L’UGTT s’oppose à la vente des parts de l’Etat dans les entreprises publiques

Pas question pour l’Etat de céder ses parts dans les entreprises publiques. L’affaire est une ligne rouge pour l’UGTT.

Le secrétaire général adjoint de l’Union générale tunisienne du travail (UGTT), Sami Tahri, a renouvelé le rejet de la centrale syndicale de toute cession des parts de l’Etat dans les entreprises publiques.

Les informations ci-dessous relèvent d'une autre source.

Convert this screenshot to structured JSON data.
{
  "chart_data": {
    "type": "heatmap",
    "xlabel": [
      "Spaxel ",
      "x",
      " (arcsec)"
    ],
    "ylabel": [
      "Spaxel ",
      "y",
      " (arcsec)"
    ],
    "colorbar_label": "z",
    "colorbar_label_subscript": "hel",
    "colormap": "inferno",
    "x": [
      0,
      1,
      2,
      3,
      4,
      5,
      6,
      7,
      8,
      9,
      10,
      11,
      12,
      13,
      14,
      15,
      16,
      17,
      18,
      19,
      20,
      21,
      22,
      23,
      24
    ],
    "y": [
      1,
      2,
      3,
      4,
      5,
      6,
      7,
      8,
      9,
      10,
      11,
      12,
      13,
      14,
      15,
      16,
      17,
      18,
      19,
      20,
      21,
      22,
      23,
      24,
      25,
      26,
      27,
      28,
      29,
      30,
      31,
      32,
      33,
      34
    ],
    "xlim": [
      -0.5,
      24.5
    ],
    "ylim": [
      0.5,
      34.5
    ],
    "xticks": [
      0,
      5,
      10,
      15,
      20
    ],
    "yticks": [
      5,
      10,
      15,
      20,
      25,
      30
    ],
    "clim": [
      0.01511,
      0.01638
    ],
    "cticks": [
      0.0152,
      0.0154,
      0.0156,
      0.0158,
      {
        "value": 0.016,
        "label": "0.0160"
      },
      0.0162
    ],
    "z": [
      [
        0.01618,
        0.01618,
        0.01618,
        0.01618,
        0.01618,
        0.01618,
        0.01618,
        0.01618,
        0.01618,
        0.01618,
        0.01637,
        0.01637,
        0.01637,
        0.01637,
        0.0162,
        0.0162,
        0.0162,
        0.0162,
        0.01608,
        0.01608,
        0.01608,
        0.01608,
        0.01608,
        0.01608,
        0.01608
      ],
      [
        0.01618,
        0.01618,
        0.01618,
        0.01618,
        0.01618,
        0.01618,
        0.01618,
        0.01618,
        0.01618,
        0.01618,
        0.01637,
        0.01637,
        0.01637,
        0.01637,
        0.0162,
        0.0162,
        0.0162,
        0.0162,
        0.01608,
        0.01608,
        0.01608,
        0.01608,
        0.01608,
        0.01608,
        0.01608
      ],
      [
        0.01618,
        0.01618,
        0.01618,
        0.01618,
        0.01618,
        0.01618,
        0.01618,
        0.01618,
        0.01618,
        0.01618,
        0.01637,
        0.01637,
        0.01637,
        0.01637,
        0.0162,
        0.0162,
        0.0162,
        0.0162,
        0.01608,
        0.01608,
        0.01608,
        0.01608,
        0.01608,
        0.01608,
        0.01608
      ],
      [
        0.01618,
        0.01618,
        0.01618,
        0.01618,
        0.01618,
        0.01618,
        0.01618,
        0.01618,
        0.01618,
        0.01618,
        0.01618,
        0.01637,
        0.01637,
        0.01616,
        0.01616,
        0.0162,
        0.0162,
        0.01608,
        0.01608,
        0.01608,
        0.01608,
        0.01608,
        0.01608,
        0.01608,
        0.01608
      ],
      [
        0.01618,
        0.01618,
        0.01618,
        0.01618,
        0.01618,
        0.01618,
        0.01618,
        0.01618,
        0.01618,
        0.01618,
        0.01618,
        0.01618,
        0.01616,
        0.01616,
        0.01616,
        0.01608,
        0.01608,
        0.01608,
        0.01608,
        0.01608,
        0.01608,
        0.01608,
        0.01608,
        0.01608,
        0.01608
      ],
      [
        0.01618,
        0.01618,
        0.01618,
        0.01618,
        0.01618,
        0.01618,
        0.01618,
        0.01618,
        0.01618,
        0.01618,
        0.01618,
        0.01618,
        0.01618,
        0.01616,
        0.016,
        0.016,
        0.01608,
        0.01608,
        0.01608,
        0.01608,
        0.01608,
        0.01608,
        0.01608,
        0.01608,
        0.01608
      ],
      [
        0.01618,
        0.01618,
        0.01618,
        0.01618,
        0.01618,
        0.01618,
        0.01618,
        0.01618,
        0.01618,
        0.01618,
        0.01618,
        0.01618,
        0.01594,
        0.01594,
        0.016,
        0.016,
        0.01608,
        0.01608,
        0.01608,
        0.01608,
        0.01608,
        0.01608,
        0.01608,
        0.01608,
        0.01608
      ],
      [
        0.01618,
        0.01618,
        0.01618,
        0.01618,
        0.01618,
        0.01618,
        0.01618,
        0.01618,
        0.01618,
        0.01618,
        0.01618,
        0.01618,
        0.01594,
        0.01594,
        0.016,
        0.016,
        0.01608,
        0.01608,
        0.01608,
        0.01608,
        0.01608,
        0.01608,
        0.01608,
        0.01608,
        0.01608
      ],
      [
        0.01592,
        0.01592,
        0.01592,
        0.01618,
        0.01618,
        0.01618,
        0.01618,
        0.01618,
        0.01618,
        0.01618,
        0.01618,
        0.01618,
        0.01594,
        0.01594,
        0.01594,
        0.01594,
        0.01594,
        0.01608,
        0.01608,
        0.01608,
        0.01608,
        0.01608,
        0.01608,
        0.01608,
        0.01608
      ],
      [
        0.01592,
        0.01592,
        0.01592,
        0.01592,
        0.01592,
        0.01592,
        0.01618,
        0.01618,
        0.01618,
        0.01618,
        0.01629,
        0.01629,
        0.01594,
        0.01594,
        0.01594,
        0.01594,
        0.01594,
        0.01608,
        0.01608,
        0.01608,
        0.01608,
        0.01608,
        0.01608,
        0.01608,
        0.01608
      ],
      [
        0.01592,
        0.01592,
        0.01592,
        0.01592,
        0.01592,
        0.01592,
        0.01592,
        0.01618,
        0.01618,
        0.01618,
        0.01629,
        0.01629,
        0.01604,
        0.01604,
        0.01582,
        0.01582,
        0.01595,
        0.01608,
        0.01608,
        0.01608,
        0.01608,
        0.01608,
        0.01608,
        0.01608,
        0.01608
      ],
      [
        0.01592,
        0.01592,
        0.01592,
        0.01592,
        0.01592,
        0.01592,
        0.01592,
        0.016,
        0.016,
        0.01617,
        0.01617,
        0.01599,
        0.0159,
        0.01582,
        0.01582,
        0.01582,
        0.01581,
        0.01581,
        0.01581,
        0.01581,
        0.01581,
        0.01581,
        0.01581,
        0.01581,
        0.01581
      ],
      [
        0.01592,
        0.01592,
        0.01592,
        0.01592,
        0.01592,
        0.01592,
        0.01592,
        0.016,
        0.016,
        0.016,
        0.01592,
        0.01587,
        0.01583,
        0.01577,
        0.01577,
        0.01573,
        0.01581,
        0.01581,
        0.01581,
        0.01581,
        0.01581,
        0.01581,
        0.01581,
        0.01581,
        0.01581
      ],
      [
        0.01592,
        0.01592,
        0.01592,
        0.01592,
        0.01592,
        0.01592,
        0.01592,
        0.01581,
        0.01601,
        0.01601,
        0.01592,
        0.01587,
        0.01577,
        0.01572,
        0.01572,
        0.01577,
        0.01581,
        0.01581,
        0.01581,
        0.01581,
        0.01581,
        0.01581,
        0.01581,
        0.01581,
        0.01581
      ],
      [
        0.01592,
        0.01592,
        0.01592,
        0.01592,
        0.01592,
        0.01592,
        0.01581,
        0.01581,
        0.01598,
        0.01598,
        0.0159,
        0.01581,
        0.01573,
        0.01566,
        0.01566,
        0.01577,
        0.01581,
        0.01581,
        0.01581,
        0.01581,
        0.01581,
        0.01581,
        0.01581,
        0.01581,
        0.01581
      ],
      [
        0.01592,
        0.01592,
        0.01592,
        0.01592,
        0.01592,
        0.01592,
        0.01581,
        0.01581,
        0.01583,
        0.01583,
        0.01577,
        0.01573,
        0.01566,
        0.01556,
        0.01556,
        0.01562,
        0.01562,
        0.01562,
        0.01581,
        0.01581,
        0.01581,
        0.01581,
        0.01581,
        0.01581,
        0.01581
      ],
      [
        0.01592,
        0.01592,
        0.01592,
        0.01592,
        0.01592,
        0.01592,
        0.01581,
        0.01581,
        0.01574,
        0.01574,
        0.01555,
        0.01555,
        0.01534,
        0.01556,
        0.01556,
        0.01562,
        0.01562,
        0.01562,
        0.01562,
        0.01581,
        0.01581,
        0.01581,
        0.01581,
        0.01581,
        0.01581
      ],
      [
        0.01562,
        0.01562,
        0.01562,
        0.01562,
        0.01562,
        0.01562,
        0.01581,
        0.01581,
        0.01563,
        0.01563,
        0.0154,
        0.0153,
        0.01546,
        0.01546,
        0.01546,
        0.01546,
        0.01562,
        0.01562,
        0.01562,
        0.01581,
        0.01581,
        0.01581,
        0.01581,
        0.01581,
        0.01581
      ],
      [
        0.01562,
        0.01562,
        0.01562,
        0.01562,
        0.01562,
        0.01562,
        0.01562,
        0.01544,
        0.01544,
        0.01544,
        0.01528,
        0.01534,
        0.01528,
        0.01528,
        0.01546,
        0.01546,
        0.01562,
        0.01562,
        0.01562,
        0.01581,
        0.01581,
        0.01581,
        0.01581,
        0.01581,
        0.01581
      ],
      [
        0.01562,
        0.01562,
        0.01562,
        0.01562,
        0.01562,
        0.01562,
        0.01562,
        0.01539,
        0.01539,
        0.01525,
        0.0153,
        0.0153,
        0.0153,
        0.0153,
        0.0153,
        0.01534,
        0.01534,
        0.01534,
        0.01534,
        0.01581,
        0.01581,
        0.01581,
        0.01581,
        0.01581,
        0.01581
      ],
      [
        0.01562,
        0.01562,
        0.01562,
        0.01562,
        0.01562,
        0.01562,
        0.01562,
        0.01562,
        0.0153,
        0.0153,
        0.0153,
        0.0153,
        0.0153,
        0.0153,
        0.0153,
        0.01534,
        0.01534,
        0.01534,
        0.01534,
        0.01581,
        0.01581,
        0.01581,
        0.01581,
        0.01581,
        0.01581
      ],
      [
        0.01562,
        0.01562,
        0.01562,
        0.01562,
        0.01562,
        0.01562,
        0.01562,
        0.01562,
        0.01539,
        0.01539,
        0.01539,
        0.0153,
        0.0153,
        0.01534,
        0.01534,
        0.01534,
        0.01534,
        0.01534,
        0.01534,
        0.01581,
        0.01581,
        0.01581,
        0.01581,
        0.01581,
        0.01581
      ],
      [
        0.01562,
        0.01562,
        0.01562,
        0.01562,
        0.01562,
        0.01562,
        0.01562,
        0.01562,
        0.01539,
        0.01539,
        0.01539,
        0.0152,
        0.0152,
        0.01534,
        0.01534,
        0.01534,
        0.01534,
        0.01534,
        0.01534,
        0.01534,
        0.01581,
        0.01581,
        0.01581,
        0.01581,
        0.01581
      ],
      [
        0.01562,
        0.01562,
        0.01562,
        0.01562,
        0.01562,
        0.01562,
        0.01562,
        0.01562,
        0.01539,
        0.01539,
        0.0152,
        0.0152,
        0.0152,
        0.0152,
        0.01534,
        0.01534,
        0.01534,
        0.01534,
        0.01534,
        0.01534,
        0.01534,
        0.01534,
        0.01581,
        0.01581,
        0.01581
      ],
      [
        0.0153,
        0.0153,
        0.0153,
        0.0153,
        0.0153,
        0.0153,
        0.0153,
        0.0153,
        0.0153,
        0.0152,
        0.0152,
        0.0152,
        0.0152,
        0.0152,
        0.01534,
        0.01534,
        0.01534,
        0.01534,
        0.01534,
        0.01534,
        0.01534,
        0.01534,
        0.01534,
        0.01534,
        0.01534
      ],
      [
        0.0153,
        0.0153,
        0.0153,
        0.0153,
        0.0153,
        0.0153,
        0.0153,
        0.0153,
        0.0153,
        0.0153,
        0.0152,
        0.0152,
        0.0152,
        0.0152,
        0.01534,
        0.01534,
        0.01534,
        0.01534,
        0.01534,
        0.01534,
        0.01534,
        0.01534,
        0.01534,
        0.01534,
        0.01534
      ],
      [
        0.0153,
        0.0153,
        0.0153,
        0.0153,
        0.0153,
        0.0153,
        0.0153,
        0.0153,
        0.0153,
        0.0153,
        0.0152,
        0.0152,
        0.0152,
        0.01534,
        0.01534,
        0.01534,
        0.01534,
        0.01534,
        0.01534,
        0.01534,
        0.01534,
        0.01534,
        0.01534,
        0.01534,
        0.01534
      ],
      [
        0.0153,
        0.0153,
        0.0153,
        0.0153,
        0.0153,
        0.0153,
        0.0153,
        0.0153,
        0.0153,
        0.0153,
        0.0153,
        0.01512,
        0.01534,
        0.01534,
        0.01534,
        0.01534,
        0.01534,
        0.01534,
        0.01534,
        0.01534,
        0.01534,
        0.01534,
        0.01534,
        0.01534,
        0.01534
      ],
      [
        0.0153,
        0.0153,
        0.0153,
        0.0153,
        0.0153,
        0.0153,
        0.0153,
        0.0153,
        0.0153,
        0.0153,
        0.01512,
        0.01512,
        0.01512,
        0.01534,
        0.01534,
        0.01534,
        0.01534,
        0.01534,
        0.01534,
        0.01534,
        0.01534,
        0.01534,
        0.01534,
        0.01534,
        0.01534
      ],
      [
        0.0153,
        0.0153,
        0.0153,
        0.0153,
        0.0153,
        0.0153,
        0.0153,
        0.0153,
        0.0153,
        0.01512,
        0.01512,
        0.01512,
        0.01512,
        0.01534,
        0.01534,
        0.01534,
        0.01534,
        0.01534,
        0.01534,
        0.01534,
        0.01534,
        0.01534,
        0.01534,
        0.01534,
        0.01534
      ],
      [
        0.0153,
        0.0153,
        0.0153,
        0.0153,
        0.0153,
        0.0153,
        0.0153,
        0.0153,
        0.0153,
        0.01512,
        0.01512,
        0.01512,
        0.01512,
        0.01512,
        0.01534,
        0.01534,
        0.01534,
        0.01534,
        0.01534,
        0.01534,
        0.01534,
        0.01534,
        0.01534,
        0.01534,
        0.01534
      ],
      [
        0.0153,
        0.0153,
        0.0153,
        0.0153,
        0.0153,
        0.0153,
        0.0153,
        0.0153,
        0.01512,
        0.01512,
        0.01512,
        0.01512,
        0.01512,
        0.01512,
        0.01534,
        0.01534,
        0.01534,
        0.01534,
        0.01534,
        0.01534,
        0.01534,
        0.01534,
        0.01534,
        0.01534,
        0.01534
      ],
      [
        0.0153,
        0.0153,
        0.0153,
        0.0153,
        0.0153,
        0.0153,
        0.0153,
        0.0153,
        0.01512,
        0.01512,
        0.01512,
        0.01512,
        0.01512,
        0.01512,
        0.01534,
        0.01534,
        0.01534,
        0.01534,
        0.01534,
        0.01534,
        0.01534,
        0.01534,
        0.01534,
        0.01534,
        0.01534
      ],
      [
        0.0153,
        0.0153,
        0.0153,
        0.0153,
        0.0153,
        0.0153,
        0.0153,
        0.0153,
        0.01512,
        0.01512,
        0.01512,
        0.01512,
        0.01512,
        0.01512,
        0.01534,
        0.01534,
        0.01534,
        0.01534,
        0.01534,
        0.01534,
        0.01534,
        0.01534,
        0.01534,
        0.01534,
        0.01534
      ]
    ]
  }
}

Ces propos viennent en réponse à l‘interview du ministre de l’Économie, des Finances et de l’Investissement, Ali Kooli, qui avait confirmé la possibilité de vendre des parts de l’Etat dans certaines entreprises publiques, dans le cadre des réformes proposées par le gouvernement.

Tahri a estimé que le gouvernement cherche des priorités lointaines « alors qu’il n’a pas réussi à assurer les exigences de l’étape actuelle de lutte contre le Coronavirus ».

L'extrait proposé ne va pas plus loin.